Новое в психиатрии
Рубрику ведет: Станислав Иванович Костюченко – заведующий отделением медико-социальной реабилитации Киевской городской клинической психоневрологической больницы № 1 Адрес для корреспонденции: |
Чрезмерное употребление алкоголя во время беременности считается установленным фактором риска для развития плода. Однако в нескольких крупных исследованиях, проведенных в последние годы, было выявлено, что в данном вопросе не все так однозначно, особенно если речь идет о приеме незначительных количеств алкоголя в различные периоды беременности. Так, в ряде испытаний не была подтверждена причинная взаимосвязь между употреблением небольших доз алкоголя во время беременности и нарушениями внимания, поведения и успеваемостью в учебе у детей. При изучении этой проблемы возникает несколько трудностей. С одной стороны, вред и риск для потомства злоупотребления алкоголем не ставится под сомнение, и это иногда может привести к предвзятости полученных результатов. С другой стороны, изучение влияния алкоголя на развитие плода и ребенка после рождения исключает возможность проведения экспериментальных исследований, поэтому выводы в подавляющем большинстве случаев основываются на данных обсервационных наблюдений.
Английские ученые Zuccolo et al. изучали последствия приема алкоголя матерью на ранних сроках беременности, проследив за интеллектуальным развитием детей до 11 лет, с учетом генетического варианта алкогольдегидрогеназы у матери.
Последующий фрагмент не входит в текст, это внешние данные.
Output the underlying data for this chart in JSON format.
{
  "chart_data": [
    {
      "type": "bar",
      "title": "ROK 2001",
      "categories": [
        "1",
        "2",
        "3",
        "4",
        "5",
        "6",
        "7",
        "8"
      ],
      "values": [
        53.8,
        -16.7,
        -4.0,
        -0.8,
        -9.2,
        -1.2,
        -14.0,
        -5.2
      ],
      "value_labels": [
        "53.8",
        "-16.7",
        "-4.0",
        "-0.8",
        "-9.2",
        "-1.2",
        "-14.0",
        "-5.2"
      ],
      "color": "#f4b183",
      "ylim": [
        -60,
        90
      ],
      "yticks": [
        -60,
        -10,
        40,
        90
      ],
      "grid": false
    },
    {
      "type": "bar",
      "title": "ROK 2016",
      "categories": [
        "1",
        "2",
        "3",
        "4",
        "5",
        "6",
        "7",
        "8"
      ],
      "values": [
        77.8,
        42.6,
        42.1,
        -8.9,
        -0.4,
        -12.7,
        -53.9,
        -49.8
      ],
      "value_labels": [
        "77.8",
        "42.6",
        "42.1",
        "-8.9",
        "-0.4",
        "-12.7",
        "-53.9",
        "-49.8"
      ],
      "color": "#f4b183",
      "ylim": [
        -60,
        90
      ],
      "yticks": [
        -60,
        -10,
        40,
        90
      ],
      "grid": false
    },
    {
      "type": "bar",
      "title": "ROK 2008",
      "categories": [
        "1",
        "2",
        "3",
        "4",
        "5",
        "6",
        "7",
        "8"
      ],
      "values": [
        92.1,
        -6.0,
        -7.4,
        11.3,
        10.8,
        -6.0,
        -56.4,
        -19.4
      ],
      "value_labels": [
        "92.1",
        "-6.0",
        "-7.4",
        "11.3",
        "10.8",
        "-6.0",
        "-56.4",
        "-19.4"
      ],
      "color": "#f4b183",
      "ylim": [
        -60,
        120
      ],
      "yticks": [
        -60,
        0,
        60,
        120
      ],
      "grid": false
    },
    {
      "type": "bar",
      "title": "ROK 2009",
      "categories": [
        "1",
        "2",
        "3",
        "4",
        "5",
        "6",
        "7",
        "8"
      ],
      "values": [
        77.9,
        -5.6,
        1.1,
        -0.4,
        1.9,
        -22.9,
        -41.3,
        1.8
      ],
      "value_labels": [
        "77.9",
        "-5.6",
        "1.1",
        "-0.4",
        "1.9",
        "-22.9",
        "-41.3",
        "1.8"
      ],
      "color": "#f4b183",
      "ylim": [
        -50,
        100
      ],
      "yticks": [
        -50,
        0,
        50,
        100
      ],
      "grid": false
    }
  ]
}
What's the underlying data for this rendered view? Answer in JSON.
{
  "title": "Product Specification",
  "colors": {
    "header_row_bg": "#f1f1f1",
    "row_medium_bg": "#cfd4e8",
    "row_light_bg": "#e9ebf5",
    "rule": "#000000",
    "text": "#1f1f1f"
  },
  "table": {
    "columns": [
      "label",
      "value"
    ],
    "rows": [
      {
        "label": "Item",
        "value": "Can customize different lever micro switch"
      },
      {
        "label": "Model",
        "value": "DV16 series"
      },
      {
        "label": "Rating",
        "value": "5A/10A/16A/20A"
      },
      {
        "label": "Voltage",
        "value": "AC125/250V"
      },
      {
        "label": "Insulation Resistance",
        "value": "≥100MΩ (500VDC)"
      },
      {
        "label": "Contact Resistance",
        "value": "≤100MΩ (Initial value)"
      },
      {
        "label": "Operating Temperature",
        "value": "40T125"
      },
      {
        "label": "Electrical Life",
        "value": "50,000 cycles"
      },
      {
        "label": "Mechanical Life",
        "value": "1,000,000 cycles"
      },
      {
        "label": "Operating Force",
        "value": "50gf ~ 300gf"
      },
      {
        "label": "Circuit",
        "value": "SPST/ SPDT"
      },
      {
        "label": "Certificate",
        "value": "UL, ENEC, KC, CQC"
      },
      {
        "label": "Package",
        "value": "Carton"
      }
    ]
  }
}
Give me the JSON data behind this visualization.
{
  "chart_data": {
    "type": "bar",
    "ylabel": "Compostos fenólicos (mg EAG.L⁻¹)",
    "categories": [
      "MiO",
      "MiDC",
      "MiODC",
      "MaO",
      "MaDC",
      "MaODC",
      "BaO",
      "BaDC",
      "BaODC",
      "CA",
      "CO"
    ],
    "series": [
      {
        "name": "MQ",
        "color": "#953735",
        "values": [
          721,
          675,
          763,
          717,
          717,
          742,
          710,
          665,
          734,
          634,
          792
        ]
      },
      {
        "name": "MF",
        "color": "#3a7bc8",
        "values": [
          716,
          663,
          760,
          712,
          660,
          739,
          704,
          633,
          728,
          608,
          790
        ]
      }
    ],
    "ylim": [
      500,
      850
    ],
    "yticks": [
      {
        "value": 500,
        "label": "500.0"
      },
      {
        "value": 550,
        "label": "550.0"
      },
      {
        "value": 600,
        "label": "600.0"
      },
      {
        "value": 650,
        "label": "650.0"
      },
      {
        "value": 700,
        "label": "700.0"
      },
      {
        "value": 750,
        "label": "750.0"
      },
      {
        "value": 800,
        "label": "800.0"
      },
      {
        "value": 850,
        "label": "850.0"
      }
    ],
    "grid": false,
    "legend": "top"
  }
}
Результаты исследования опубликованы в журнале International Journal of Epidemiology (2013).
Такой подход к изучению вопроса не был случайным. Авторы предполагали, что генетический вариант алкогольдегидрогеназы ADH1B (определяющий быстрый метаболизм алкоголя в организме) предрасполагает матерей к меньшему употреблению алкоголя на ранних сроках беременности. В зависимости от этого генотипа будущие матери и их дети распределялись на группы для дальнейшего наблюдения (менделевская рандомизация). Было отобрано около 14 тыс. беременных женщин, проживавших в Бристоле (Англия). Количество принимаемого алкоголя до беременности и в первом триместре определялось из анкет, которые заполняли участницы. Интеллектуальное развитие детей к 8-ми и 11-ти годам оценивалось с помощью теста Векслера и по коэффициенту успеваемости по основным школьным предметам. Также учитывались другие факторы, которые могли в значительной мере повлиять на результаты, а именно социальный статус, уровень полученного образования, курение, характер питания матери во время беременности и послеродовая депрессия.
Согласно данным, действительно, матери с вариантом алкогольдегидрогеназы ADH1B (n = 6268) реже употребляли алкоголь во время беременности по сравнению с имевшими вариант фермента ADH (n = 4061).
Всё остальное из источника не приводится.